In light of these assaults, people across the country are demanding protections from the double threat of state-sponsored violence on the local and federal levels. The Movement for Black Lives is teaming up with Mijente to advance sanctuary campaigns across the United States that defend protections from criminalization at the hands of police and immigration authorities.
Chicago Mayor Rahm Emanuel has sought to portray himself as a defender of sanctuary, recently declaring, “We’re going to stay a sanctuary city. Wherever you came from, you’re welcome here.”

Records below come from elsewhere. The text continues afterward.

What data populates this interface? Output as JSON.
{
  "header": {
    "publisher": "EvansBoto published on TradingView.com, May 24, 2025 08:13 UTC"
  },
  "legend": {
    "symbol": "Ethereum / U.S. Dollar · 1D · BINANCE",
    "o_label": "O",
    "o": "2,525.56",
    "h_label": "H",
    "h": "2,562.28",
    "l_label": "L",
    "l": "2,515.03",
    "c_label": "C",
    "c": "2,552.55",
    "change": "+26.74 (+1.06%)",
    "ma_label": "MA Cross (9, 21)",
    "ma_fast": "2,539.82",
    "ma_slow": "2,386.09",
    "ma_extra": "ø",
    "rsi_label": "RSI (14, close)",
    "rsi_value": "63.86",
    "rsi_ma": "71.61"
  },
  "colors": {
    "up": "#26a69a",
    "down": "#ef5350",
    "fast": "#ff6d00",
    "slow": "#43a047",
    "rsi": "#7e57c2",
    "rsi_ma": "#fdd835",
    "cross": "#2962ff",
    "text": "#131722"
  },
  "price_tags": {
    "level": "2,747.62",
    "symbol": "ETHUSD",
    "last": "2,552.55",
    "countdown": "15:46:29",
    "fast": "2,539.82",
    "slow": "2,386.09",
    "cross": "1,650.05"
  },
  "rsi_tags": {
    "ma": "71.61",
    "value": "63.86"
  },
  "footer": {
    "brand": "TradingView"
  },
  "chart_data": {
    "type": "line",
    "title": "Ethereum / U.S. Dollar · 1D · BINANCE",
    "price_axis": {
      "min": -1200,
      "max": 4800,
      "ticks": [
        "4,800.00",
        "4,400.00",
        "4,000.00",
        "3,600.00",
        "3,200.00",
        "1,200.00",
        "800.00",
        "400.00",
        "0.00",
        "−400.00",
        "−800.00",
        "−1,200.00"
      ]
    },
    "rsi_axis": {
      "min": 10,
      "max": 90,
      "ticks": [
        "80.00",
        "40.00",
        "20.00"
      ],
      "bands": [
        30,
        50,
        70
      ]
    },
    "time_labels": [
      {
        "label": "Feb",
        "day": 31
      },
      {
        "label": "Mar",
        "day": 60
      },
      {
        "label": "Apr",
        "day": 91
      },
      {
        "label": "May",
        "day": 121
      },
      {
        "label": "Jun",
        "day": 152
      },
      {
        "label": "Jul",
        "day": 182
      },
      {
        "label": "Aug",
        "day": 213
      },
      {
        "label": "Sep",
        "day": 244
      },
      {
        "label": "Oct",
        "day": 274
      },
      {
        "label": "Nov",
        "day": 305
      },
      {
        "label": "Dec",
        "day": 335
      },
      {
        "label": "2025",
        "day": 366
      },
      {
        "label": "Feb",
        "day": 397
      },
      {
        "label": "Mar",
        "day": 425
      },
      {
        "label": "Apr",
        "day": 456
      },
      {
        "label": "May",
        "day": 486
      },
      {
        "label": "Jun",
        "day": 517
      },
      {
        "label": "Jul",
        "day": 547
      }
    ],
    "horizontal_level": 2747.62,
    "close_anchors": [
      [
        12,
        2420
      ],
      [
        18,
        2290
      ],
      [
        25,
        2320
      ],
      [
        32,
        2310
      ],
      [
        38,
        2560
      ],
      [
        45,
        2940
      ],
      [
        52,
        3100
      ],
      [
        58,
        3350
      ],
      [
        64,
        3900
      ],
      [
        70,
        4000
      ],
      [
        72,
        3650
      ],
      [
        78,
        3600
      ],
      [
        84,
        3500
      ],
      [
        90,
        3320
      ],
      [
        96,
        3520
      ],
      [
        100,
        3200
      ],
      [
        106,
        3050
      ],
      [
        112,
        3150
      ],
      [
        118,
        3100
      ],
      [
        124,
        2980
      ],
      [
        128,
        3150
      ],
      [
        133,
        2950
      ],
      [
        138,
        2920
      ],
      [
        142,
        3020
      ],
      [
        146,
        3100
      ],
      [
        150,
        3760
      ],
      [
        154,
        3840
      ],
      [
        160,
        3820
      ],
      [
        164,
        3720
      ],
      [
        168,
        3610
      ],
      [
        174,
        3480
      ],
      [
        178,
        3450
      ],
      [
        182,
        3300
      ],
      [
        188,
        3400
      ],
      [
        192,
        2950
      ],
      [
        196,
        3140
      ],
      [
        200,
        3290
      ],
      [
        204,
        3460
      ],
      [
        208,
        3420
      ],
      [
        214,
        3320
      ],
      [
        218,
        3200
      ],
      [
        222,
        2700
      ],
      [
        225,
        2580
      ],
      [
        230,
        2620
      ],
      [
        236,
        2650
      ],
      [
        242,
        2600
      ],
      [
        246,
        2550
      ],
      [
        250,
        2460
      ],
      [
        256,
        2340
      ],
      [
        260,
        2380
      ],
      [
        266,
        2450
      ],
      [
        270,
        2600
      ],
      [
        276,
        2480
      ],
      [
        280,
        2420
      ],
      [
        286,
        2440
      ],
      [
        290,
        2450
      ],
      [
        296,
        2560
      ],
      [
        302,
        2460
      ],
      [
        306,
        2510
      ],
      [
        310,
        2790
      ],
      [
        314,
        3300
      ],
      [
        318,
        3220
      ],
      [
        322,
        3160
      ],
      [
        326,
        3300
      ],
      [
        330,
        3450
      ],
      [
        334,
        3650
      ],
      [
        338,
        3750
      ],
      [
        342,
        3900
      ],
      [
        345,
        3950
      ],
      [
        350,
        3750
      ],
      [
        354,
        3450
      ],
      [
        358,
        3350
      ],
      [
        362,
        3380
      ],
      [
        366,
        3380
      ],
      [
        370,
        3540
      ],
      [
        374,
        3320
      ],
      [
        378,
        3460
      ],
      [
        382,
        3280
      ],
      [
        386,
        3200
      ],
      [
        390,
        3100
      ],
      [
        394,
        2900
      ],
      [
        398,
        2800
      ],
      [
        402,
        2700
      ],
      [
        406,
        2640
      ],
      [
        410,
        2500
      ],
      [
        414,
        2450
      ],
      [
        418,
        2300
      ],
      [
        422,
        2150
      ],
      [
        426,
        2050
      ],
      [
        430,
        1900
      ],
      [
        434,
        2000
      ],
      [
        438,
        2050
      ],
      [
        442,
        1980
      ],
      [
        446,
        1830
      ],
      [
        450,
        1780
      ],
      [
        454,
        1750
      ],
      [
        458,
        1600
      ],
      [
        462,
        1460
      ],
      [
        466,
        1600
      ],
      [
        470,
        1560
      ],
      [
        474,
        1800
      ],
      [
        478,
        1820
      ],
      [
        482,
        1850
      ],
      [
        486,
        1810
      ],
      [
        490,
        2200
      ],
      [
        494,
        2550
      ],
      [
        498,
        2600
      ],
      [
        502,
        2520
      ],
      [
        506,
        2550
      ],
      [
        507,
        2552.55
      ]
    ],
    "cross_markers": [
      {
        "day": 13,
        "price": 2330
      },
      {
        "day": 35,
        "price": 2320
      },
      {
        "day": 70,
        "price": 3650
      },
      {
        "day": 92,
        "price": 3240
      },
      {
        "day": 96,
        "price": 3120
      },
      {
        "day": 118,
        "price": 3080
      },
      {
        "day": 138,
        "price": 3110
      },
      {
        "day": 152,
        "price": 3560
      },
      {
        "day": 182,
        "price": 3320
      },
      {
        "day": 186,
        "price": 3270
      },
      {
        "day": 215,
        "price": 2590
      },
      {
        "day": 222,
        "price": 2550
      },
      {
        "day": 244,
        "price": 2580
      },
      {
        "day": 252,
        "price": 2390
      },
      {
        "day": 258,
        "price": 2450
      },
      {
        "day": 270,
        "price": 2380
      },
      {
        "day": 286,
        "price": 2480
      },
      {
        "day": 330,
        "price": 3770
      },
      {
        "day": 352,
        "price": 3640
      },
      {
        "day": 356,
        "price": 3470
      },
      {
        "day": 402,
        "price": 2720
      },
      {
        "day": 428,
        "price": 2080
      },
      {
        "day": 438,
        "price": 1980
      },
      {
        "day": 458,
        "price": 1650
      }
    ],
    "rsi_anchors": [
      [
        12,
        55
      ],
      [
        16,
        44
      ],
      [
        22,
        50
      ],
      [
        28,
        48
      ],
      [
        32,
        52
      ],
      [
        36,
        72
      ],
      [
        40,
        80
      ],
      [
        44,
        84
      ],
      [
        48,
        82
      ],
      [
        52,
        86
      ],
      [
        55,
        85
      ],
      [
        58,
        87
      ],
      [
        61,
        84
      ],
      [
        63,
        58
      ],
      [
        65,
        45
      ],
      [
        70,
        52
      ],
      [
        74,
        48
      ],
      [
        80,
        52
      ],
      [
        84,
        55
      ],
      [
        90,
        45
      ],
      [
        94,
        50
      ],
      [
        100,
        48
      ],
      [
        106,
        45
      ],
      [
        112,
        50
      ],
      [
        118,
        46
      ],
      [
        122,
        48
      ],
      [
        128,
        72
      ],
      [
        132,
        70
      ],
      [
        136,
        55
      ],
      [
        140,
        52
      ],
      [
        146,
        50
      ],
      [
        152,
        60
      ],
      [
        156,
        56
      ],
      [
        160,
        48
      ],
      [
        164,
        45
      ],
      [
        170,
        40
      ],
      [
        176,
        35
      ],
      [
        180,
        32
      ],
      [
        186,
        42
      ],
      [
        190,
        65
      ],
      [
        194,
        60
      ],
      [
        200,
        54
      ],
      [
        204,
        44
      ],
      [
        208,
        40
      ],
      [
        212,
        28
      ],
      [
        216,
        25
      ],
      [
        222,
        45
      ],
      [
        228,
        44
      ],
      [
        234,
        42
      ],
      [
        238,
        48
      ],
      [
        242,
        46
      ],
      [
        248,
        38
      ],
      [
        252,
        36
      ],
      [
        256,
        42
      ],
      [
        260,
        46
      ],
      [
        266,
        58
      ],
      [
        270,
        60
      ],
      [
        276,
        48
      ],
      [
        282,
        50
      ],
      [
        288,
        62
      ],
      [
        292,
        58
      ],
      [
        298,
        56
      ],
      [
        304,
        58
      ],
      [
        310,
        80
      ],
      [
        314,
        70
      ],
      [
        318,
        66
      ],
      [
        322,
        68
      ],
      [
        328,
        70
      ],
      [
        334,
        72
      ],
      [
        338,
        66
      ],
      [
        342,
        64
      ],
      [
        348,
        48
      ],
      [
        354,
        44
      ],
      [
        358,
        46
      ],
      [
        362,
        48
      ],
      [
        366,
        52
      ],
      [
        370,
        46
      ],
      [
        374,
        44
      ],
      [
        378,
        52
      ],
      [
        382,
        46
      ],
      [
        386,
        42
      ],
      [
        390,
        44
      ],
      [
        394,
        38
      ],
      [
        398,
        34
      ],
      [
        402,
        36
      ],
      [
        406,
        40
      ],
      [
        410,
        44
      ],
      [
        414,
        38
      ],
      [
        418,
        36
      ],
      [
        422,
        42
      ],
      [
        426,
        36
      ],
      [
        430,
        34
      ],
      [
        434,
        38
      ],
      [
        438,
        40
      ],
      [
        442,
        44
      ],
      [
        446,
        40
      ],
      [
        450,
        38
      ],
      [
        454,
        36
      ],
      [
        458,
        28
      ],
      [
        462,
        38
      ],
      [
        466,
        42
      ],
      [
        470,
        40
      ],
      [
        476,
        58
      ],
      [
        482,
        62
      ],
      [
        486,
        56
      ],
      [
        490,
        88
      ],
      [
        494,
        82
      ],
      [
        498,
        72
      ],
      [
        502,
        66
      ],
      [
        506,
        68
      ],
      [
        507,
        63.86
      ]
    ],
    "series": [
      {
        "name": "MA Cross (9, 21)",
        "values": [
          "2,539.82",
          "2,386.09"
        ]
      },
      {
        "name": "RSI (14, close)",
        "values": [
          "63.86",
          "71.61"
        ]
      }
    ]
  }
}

But the People’s Response Team’s Rose told AlterNet, “The mayor labels Chicago a sanctuary city, yet the amount of collaboration between the departments is very unclear. Even operating separately, police and ICE pose a risk of violence against communities. A shooting like this shows that ICE agents are just as dangerous as cops.”
The ICE Chicago Field Office and the office of Mayor Emanuel did not immediately return a request for comment. Reached by phone, the Chicago Police Department referred AlterNet to a prior statement released by the agency in which it acknowledged its intention to collaborate with DHS regarding the aftermath of the shooting. “CPD will investigate the underlying criminal offense and work with DHS and the United States Attorney for the Northern District of Illinois,” the force declared. AlterNet was told to direct any followup questions to ICE.
In their joint statement, People’s Response Team, Organized Communities Against Deportations and Mijente declared that “our communities’ needs have not been met and have been further destabilized by the city of Chicago’s divestment from mental health clinics, schools, and public programming. It is not enough to have police and ICE break ties — both agencies receive heavy funding from local and federal government, funding that could instead be used to invest in our black, brown and immigrant communities.”
“ICE and police have taken our sanity, our safety and our humanity hostage,” the organizations added. “We continue to demand accountability for the well-being of our communities, and adamantly seek justice for every individual who has been irreparably wronged by this system.”